Uçak yere yaklaşık bir mil kala yavaşlayıp düzleşti. İlerisindeki Viyana sarayı tıpkı masallardaki şatolar gibi ışıl ışıl parlıyordu. Pilot işaret verince Gerald Blanchard aşağıya baktı, paraşütünün kayışlarını kontrol etti ve karanlığın içine atladı. Bir anlık hızlı düşüşün ardından ipi çekti ve kiremitlerle kaplı çatıya doğru süzüldü yavaş yavaş. 1998 yılı Haziran ayı başlarında bir gündü. Ilık bir akşam rüzgarı esiyordu ve böyle devam ederse Blanchard, Köchert’in Pırlantalı İncisi’nin bulunduğu salonun tam üstüne inecekti.
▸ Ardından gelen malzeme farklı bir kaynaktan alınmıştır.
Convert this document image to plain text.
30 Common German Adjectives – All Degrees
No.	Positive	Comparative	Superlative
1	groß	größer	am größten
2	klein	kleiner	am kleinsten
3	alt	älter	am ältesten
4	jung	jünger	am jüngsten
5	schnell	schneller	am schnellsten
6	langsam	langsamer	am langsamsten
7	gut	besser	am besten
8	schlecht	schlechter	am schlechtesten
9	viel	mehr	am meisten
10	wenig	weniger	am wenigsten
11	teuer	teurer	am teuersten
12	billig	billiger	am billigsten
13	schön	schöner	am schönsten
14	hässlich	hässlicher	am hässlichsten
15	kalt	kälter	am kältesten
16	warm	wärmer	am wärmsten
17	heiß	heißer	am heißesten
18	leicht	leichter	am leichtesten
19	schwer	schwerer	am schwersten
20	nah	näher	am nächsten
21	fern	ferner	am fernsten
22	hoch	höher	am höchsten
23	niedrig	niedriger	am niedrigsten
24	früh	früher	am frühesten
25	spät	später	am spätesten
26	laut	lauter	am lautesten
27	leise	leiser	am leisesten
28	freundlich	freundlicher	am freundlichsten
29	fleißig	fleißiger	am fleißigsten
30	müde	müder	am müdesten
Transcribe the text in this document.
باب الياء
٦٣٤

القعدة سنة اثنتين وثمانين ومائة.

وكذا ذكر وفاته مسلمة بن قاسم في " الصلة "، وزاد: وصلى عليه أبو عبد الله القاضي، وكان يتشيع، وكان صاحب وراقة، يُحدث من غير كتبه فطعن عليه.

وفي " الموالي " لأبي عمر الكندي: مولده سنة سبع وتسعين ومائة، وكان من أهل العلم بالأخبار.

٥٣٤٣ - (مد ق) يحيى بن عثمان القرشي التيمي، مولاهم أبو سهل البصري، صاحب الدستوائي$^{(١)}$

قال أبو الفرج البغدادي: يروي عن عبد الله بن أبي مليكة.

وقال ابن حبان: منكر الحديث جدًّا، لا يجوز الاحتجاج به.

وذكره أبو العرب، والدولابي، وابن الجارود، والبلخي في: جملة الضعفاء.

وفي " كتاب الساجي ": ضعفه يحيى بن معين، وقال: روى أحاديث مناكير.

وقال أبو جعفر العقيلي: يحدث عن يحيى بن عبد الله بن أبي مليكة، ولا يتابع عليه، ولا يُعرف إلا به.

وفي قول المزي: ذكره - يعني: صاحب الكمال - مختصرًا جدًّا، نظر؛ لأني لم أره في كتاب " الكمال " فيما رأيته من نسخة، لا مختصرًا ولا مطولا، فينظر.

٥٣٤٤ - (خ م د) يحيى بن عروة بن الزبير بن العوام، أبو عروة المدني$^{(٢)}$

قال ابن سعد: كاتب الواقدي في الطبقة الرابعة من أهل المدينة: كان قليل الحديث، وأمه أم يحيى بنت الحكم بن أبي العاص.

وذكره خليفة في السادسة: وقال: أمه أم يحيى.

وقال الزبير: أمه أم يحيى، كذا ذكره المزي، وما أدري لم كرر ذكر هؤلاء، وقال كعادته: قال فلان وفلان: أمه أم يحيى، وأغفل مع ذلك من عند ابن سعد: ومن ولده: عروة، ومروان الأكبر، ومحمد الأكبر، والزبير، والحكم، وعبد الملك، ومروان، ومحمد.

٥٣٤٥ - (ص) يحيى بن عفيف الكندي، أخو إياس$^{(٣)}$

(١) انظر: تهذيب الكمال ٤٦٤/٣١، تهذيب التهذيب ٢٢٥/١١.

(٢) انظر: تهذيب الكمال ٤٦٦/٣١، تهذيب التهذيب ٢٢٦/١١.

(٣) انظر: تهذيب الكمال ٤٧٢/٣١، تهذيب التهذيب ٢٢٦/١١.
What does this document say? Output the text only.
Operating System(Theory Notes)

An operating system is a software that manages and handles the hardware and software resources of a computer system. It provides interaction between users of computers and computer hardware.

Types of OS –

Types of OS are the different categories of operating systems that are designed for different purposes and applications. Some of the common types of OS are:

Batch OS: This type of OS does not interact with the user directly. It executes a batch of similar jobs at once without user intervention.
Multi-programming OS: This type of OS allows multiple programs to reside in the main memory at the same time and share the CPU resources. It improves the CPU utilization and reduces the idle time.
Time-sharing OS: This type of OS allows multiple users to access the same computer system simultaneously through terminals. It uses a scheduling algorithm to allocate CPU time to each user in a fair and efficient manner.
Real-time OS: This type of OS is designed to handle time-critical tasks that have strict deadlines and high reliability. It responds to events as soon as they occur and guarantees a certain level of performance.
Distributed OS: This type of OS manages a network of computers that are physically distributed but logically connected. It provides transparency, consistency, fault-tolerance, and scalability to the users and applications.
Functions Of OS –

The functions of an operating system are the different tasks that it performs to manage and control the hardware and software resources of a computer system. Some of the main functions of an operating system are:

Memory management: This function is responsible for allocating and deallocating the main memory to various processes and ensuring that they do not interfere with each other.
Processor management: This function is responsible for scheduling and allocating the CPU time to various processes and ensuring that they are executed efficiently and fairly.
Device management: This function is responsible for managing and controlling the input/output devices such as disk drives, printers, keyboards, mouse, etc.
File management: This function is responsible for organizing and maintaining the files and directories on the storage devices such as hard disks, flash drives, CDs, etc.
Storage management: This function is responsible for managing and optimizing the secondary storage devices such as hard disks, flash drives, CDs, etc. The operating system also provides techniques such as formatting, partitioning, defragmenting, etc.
Paraşütünü hedefe doğru yönlendirdi.
Blanchard daha birkaç gün önce, eşi ve varlıklı kayınpederi ile tatil yapan yirmili yaşlarında bir adam portresi çiziyordu. Üçü birlikte Londra, Roma, Barselona, Fransız Rivierası ve Viyana’yı kapsayan altı aylık bir Avrupa turuna çıkmıştı. Avusturya’nın Versailles’ı diye nitelendirilebilecek Schönbrunn Sarayı’na uğradıklarında kayınpederinin VIP statüsü sayesinde özel bir koleksiyondaki çok kıymetli bir parçayı görebilme fırsatları olmuştu. İşte karşılarındaydı: Mağara gibi bir odada, alarmlı bir muhafaza içinde, kurşun geçirmez camlar ardında ve ağırlığa duyarlı bir kaide üzerinde duruyordu. Ortasında devasa bir inci bulunan on köşeli bir pırlanta yıldızdı bu; narin ve göz kamaştırıcıydı. Blanchard mücevhere beş saniye baktıktan sonra onu almayı kafaya koymuştu.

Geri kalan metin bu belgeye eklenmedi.